Wartawan yang Baik Harus Atheis?



Dalam perjalanan hidup saya menekuni dunia jurnalistik sejak 1989, saya kerap menemukan rekan-rekan seprofesi yang melepaskan ‘atribut’ agamanya agar bisa menjadi wartawan yang baik. Bahkan ada yang terang-terangan (sempat) mengaku dirinya Atheis, meski secara garis keturunan dirinya adalah Muslim. 


Di antara mereka, ada yang berpendapat bahwa untuk melahirkan karya jurnalistik yang baik, wartawan memang dituntut menanggalkan atribut agamanya. Bila perlu, dalam menggali dan menulis sebuah berita, wartawan harus mengabaikan keimanannya, sehingga informasi yang disampaikan benar-benar objektif dan fair. Lebih-lebih dalam membuat berita seputar persoalan akidah—seperti tentang ajaran sesat dan misionaris.

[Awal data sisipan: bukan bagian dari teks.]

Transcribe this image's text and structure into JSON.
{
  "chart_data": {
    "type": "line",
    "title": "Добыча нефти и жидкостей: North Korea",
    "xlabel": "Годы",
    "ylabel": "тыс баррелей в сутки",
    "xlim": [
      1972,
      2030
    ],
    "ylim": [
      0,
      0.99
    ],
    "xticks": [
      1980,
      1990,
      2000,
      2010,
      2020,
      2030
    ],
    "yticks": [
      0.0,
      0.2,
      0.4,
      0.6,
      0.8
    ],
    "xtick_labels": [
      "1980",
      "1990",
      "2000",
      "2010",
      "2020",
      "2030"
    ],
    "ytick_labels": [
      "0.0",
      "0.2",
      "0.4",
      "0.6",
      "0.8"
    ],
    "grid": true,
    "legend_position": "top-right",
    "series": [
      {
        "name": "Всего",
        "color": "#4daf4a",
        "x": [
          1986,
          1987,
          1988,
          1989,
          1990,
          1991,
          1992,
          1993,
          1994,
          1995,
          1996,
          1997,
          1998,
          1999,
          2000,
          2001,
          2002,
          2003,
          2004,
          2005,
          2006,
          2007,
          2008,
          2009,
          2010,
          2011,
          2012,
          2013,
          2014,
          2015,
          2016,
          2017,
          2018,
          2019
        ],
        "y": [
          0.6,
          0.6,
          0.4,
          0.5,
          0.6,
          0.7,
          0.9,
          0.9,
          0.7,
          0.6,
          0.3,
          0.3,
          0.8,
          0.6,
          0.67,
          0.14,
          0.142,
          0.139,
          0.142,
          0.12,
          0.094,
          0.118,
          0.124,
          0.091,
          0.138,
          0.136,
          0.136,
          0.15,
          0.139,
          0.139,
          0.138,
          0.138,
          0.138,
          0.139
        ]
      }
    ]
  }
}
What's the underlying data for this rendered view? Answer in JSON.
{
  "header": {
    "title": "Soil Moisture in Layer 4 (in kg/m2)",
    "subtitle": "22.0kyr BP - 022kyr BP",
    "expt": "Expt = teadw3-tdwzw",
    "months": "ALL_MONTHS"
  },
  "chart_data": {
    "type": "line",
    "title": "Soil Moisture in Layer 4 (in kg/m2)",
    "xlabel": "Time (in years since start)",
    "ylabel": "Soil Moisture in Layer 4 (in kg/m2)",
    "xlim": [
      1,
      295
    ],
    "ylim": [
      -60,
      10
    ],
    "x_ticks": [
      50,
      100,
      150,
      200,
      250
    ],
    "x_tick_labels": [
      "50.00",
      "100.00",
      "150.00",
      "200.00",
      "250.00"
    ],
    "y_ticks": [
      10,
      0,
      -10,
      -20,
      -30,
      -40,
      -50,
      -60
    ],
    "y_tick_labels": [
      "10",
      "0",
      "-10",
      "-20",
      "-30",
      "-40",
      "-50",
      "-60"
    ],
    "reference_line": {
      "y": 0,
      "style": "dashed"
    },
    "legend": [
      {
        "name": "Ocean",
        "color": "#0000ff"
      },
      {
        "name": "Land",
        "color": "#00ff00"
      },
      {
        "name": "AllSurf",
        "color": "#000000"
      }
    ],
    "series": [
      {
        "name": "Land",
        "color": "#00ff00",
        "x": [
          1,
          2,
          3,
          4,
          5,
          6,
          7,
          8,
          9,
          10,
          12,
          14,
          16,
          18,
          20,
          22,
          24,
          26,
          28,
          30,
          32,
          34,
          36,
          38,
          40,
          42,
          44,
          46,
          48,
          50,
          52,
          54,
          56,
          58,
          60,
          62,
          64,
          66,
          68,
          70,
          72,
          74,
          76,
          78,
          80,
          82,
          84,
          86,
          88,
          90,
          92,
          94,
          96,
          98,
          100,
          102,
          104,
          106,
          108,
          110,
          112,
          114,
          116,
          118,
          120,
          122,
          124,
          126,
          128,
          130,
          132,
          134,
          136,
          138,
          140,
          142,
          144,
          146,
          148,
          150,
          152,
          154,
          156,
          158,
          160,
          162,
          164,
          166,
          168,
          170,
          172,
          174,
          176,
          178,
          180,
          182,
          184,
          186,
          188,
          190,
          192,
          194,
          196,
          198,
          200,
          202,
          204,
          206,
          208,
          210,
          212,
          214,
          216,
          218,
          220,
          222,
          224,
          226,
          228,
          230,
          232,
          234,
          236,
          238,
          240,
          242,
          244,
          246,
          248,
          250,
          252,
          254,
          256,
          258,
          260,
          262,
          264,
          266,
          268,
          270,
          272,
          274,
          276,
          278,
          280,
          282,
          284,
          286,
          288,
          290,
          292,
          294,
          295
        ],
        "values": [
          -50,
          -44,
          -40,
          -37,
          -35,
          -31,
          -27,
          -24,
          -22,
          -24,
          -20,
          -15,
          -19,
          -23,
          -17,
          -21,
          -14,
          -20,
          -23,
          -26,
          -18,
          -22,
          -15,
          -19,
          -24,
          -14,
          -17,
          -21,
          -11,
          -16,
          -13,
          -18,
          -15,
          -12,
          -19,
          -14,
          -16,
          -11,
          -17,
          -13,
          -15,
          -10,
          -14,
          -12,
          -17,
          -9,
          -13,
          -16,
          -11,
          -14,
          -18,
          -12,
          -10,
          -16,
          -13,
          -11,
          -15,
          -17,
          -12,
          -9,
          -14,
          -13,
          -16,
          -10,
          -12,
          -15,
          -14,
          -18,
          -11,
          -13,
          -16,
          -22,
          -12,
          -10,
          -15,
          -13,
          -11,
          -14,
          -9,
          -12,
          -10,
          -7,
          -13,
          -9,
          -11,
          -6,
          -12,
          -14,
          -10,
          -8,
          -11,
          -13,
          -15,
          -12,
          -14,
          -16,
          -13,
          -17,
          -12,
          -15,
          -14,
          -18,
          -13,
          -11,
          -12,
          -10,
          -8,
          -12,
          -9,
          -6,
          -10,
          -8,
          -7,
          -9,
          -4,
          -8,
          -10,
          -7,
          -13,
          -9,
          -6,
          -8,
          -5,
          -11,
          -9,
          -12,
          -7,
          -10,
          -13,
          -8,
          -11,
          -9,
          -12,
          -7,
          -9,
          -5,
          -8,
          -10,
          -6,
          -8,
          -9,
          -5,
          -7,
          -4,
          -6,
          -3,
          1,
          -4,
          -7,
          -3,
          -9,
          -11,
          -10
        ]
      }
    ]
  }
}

Di lain waktu, saya juga sempat menemukan rekan wartawan yang mengklaim dirinya beragama jurnalisme—walau mereka tahu secara harfiah jurnalisme bukanlah sebuah agama. Alasannya, untuk menjadi wartawan yang baik memang harus mengabdikan (menghambakan) diri sepenuhnya pada tugas-tugas jurnalistik.

Mereka berpendapat, dengan menjadi wartawan yang baik maka akan baik pula seluruh aspek individu wartawan tersebut. Intinya: bila jurnalisme sudah membuat seseorang menjadi baik, untuk apa menganut agama (lain) karena semua agama bertujuan mengantarkan seseorang—manusia—menjadi baik atau pada kebaikan. 

Benarkah kedua persepsi ini? Tentu bukan kapasitas saya untuk menjawabnya. Namun, selaku pribadi Muslim, saya menganggap  pemahaman mereka sebuah keteledoran dalam memaknai hidup.

Untuk menjawab persepsi pertama, kita bisa mengutip pemikiran Direktur Institut Jurnalistik Attaqwa Dr Adian Husaini. Menurut dia, seseorang bisa menjadi Muslim sekaligus wartawan yang baik pada saat bersamaan. “Artinya, untuk menjadi wartawan yang baik tidak perlu menjadi kafir atau Atheis,” kata Adian.

Dikatakannya, orang yang melepas keimanannya itu jelas dihukumi kafir, walau sesaat. “Cara pandang netral agama dalam memandang berbagai masalah kehidupan adalah tradisi lokal Barat yang terbentuk akibat proses sejarah yang traumatik terhadap agama (Kristen),” kata Adian seperti dilansir hidayatullah.com.

Karena itu, wartawan yang Muslim tidak perlu terjebak dalam pemahaman semacam itu. “Seorang tidak mungkin netral dalam arti sebenarnya. Dia pasti berpihak. Misalnya wartawan dengan identitas Muslim pasti tidak memihak koruptor, pembunuh, perampok, pezina, dan penganjur kemunafikan,” sebut Adian.

Persepsi kedua tentu tak jauh beda dengan persepsi pertama. Karena jurnalisme bukanlah sebuah agama, maka yang mengaku beragama jurnalisme sama dengan Atheis. Intinya, persoalan beragama tidak sebatas baik-buruk (sifat, watak, prilaku) seseorang sebagaimana pemahaman mereka.   

Islam, misalnya. Agama yang saya anut ini mengatur segala aspek kehidupan. Tidak saja sesama makhluk, tapi juga mengatur hubungan makhluk dengan Tuhannya (Allah swt). Sehingga, dengan menganut Islam secara taat, maka apapun aktivitas kita di muka bumi akan menjadi baik. 

Dalam konteks kewartawanan, bila kita beriman dengan sebenarnya kepada Allah dan menjalankan kode etik jurnalistik secara benar, maka kita akan menjadi wartawan yang baik. Ini menurut saya, menurut Anda?